Mustafa Karadağlı

Mustafa Karadağlı

[email protected]

SEKİZ YILLIK KESİNTİSİZ EĞİTİM NEDEN BAŞARISIZ OLDU?

11 Mayıs 2012 - 21:00

Siverek Genclik Sitesinde “Rayiha” Müstear ismiyle yazılar yazan eğitimci-yazar, Mustafa KARADAĞLI’nın araştırma inceleme yazısı


Uzun süredir 8 yıllık kesintisiz eğitim üzerine inceleme ve araştırmalar yapıyorum. Geldiği ilk günden yakından takipçisi olduğum bu sistemin korkunç neticesini, bu yıl yapılan ÖSS sınavındaki yüzde 229 luk sıfırcı sayısındaki artışla öğrendim. Bu inceleme yazımla bu sistemi incelemeye ve çözüm ünerileri sunmaya çalışacağım. Bu çalışmamı üyesi bulunduğum sendikaya da görüş olarak bildireceğim.  Umarım 4+4+4 lük yeni sistemin başarılı olmasında bir etken olur.
  1997 Yılında üniversitede öğrenciyim, üniversiteye Milli Eğitim Bakanı Hikmet ULUĞBAY gelmişti. 8 yıllık kesintisiz eğitimin temellerini atıyordu. Hükümet politikalarınca müthiş bir buluşu tanıtıyordu. Üniversiteden bir grup arkadaşla grup toplantılarına  katıldım. İlginç, uçuk ve ütopik konuşmaları anlamakta zorlanıyordum.
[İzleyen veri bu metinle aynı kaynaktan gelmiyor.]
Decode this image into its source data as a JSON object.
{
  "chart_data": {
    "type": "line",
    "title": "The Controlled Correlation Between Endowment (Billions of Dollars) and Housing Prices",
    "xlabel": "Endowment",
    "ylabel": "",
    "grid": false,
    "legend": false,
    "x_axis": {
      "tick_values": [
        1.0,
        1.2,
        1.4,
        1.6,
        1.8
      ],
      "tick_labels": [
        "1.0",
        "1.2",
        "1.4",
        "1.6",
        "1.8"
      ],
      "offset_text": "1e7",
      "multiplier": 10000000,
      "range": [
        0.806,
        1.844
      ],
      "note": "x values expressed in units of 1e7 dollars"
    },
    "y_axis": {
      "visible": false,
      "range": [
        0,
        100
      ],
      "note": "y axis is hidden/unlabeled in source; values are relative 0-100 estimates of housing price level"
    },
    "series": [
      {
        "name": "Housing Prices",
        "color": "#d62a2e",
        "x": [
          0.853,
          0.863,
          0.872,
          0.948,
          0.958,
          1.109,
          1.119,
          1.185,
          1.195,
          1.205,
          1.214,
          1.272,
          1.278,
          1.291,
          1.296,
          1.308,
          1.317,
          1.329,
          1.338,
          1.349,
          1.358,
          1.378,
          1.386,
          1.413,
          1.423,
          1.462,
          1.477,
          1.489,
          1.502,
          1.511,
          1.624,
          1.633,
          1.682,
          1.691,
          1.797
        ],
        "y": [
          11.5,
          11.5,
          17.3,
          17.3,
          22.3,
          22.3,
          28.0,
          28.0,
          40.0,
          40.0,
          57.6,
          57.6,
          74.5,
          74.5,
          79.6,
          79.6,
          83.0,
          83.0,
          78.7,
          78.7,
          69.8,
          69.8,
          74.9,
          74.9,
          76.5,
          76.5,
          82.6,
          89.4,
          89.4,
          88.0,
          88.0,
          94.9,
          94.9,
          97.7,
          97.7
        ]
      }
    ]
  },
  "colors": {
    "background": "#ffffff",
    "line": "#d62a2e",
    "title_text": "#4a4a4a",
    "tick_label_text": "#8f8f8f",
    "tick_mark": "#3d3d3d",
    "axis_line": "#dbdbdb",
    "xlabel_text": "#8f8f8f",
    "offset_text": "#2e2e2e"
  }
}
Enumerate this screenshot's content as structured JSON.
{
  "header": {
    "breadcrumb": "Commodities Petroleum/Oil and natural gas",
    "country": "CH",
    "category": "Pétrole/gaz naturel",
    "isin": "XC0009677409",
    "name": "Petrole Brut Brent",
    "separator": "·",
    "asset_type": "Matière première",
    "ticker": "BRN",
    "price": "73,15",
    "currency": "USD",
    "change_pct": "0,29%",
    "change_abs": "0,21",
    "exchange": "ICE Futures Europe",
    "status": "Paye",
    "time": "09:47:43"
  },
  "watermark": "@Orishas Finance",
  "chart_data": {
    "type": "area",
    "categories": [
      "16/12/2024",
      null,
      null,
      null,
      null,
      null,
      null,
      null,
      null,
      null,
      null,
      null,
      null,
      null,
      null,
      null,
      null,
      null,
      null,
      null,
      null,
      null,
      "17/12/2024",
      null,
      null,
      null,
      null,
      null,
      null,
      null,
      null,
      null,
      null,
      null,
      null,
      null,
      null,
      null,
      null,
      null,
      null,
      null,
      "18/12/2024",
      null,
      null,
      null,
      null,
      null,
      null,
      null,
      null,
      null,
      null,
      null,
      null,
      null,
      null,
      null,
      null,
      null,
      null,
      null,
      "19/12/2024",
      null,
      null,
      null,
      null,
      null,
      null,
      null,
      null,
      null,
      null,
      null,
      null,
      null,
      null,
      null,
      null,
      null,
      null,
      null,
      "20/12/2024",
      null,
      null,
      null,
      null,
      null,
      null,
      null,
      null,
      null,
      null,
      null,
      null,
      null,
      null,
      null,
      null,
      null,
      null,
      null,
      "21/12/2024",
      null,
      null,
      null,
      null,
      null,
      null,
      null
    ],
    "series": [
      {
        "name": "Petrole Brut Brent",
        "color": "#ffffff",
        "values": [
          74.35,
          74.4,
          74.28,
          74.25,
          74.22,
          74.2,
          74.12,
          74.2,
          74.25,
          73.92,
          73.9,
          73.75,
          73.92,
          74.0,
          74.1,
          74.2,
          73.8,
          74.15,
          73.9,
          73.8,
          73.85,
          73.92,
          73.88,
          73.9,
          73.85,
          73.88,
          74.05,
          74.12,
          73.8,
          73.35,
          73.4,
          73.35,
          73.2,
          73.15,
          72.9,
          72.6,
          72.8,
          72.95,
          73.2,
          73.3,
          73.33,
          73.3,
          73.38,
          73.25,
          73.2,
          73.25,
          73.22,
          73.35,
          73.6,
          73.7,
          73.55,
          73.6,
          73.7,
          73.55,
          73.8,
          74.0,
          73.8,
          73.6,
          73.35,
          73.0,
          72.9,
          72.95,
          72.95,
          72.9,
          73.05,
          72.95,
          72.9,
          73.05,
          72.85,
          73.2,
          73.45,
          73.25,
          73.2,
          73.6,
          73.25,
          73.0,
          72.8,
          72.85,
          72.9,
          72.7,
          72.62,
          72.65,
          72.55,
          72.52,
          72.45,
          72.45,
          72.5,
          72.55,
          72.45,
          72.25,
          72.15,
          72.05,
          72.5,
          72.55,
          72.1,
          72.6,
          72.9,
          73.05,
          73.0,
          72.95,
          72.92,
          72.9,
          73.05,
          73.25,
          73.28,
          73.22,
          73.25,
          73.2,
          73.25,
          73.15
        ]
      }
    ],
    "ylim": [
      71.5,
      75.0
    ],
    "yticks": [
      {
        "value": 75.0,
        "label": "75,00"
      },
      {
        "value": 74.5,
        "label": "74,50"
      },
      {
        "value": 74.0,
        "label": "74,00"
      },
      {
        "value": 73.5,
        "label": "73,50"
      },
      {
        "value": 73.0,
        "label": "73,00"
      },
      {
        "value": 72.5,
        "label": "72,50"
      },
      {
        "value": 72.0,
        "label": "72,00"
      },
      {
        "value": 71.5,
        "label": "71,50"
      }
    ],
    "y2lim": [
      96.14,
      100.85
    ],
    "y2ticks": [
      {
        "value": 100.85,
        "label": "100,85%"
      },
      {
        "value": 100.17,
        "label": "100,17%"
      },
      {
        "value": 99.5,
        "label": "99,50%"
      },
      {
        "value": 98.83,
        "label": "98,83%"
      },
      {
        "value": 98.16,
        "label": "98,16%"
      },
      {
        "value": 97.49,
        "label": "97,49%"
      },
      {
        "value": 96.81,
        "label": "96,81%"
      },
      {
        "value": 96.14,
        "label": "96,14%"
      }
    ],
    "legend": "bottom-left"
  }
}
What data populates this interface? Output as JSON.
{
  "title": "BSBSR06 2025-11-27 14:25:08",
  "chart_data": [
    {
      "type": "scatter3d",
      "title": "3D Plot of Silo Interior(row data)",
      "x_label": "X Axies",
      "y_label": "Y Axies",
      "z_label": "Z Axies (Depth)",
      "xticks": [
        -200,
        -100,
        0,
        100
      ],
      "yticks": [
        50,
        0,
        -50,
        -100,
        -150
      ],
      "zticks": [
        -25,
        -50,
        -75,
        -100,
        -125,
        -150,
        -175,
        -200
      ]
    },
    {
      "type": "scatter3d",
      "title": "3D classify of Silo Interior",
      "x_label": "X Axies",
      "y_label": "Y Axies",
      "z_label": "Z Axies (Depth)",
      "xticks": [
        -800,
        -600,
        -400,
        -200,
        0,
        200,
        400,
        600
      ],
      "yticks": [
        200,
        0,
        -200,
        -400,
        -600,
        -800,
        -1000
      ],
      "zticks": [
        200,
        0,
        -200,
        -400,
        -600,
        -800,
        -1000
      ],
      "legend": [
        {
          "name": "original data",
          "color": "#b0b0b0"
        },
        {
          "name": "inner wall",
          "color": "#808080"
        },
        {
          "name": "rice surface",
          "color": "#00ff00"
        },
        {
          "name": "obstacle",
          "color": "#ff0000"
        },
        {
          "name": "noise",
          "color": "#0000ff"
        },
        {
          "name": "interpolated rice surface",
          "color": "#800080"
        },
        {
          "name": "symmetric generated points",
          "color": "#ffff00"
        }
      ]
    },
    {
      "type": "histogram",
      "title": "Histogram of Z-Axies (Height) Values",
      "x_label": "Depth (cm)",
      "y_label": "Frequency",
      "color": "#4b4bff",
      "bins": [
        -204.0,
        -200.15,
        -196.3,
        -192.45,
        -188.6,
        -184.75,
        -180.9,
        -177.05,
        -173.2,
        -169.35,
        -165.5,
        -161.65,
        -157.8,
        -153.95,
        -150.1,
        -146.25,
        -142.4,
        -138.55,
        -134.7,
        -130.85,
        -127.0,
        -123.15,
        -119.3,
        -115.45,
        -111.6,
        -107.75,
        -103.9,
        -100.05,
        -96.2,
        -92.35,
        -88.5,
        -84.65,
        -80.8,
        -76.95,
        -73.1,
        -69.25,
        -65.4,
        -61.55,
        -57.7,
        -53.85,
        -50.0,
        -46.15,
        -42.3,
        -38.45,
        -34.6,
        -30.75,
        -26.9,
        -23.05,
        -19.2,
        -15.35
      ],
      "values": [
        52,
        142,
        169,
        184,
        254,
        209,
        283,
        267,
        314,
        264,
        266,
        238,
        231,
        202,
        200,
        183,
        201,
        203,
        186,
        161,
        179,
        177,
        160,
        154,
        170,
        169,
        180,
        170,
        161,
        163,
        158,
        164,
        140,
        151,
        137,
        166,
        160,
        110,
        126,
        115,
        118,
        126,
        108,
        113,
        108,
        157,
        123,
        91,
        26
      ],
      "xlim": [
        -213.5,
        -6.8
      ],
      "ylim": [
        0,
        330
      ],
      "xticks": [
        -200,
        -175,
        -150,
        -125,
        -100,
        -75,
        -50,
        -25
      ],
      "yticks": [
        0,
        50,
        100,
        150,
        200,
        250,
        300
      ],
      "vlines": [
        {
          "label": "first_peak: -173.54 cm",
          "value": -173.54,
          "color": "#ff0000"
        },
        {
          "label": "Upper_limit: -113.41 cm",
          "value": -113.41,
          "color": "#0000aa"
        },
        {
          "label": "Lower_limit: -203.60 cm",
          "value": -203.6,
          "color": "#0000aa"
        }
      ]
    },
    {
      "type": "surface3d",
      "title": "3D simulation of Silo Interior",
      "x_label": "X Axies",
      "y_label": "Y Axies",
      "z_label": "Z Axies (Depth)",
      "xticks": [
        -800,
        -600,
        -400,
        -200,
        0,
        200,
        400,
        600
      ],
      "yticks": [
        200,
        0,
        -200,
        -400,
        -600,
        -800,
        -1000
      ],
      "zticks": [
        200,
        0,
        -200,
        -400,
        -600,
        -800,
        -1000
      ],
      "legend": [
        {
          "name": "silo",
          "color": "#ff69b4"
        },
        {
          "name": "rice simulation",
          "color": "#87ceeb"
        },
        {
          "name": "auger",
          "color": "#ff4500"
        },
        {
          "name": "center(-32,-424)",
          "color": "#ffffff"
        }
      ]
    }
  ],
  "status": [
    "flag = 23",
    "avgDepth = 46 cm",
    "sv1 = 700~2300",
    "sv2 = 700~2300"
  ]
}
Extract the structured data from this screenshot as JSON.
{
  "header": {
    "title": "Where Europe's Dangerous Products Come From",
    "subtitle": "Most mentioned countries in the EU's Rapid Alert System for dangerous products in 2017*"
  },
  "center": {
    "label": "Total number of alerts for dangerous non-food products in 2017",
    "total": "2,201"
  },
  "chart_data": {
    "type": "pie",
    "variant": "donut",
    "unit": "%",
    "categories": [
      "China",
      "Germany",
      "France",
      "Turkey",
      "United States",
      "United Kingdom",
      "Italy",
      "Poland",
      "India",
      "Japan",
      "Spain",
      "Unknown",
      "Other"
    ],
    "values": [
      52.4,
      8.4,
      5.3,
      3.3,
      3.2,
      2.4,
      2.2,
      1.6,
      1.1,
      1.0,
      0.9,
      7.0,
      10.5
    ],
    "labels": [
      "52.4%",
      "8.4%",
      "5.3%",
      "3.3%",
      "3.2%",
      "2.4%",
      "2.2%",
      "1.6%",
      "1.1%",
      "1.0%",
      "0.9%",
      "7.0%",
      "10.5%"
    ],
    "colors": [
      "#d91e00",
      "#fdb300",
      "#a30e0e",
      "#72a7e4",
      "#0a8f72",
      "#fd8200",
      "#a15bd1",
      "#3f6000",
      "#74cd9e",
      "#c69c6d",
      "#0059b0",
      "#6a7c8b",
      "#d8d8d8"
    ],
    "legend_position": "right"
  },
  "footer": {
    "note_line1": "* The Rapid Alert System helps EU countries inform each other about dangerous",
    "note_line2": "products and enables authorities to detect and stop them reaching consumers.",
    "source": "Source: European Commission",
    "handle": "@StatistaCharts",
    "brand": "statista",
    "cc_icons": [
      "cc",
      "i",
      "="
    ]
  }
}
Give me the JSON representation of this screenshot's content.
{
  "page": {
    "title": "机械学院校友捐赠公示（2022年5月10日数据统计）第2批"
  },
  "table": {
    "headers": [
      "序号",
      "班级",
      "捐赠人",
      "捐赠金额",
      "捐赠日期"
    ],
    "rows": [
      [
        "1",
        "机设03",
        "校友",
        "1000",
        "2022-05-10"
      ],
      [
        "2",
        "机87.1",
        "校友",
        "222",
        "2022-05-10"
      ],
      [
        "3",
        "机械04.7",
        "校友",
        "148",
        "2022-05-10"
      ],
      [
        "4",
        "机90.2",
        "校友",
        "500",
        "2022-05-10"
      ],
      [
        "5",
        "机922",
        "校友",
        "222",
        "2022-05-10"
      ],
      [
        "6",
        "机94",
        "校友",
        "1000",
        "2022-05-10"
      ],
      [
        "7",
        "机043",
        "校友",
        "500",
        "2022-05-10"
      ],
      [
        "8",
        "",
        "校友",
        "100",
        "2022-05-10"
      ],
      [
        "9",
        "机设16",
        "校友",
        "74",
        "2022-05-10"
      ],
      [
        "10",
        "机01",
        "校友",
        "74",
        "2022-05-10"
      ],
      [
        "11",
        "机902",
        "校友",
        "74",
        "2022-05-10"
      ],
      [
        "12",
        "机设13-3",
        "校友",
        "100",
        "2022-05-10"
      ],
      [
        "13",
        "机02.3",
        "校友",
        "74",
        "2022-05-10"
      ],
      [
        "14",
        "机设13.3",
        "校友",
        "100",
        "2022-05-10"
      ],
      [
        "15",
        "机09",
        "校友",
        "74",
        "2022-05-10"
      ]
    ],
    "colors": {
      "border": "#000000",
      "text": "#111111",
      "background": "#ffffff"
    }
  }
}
Bir öğretmen adayı olarak kendisinden hiç bir şey anlamadığımı ve bu kesintisiz eğitim kararında eğitimcilerin görüşü nerede ? diye sordum. Bakan Bey bu soruma karşılık vermektense, toplantıda bulanan birine tevdi etti. Akıl ve mantığın durduğu hayali konuşmalarla geçiştirildi sorum.  Eklemeleri ise yanımda oturan Bakan Bey’in eşi yaptı. Yine karmaşık bir darbe fikriyle bana cevap verip geçiştirdi.
Basında çıkan haberlerde ise “üniversitelerde kesintisiz eğitime tam destek” diye başlıklar atılıyordu.
Yıldırım hızıyla meclisten geçirilen  bu kanun hemen uygulanmaya başlandı. Anlamıyordum, Türkiye’de anlamıyordu, ama emir büyük yerdendi. Afrika ülkelerindeki bir model bu ülkenin kaderi olarak görülmüştü bir kere.
    Apar topar bir yerlerden dayanak bulunup bu ülkenin fakir insanları üzerine adı duyulmamış vergiler koydular. Kaynak müthişti her yerden oluk oluk para akıyordu. Para akmasına akıyordu da eğitimde hiçbir ilerleme kaydedilemiyor, sistemin artıları ve eksileri tartışılmoyurdu bile...
Yeni sistemin artılarından çok o dönemde,  kişilerin dünya görüşleri onları daha çok ilgilendiriyordu. Tüm çabalar cadı avınaydı. Kendileri de biliyordu ki; 1940’lı yıllarda yapılan taş ve tek derslikli okullarda sekiz yıllık uygulaması bir ütopyaydı. Bunu  sözde eğitim kurmayları da bal gibi biliyordu.
   Uyduruktan yapılan ihalelerle taşımalı araçlar bulundu.
 ( ilk ihalecilerin ifadesine göre o yıl aldıkları araçların fiyatının üç katı kadar kazanmışlardı, çünkü ilkti ve su-i istimale açıktı)
 Öğrenciler köylerden taşıma merkezlerine alınmaya başlandı. Allah var; çocuklara bisküviden süte, kaşar peynirinden konserveye kadar ara yemekler veriliyordu. Ömründe ilk kez üçgen peynir gören ve bunun nasıl yenileceğini bilmediği için sınıfta yemeye utanan öğrencilere bile rastlanılmıştı. Bu ziyafetler iyi olmasına iyiydi ama, eğitimde hiçbir ilerleme kaydedilemiyordu.
  Evet bu eğitim katliamının bizzat şahidi olarak, 1998 yılında atandığım okulda rastladım. Toplamda 3 dersliği vardı bu okulun. Fakat on altı köyden buraya taşımalı olarak öğrenciler geliyordu. Köylerin gerçek kilometreleri ile aldıkları kilometre ücreti arasında uçurumlar vardı. Fakat taşıma ihalesini alan firmalar ensesi kalın kurtlardı. Bunun için taşıma okul müdürü itiraz edemiyor, biran evvel bu okullardan gitmenin yolunu Ankara’da, ya da raporlarda arıyordu.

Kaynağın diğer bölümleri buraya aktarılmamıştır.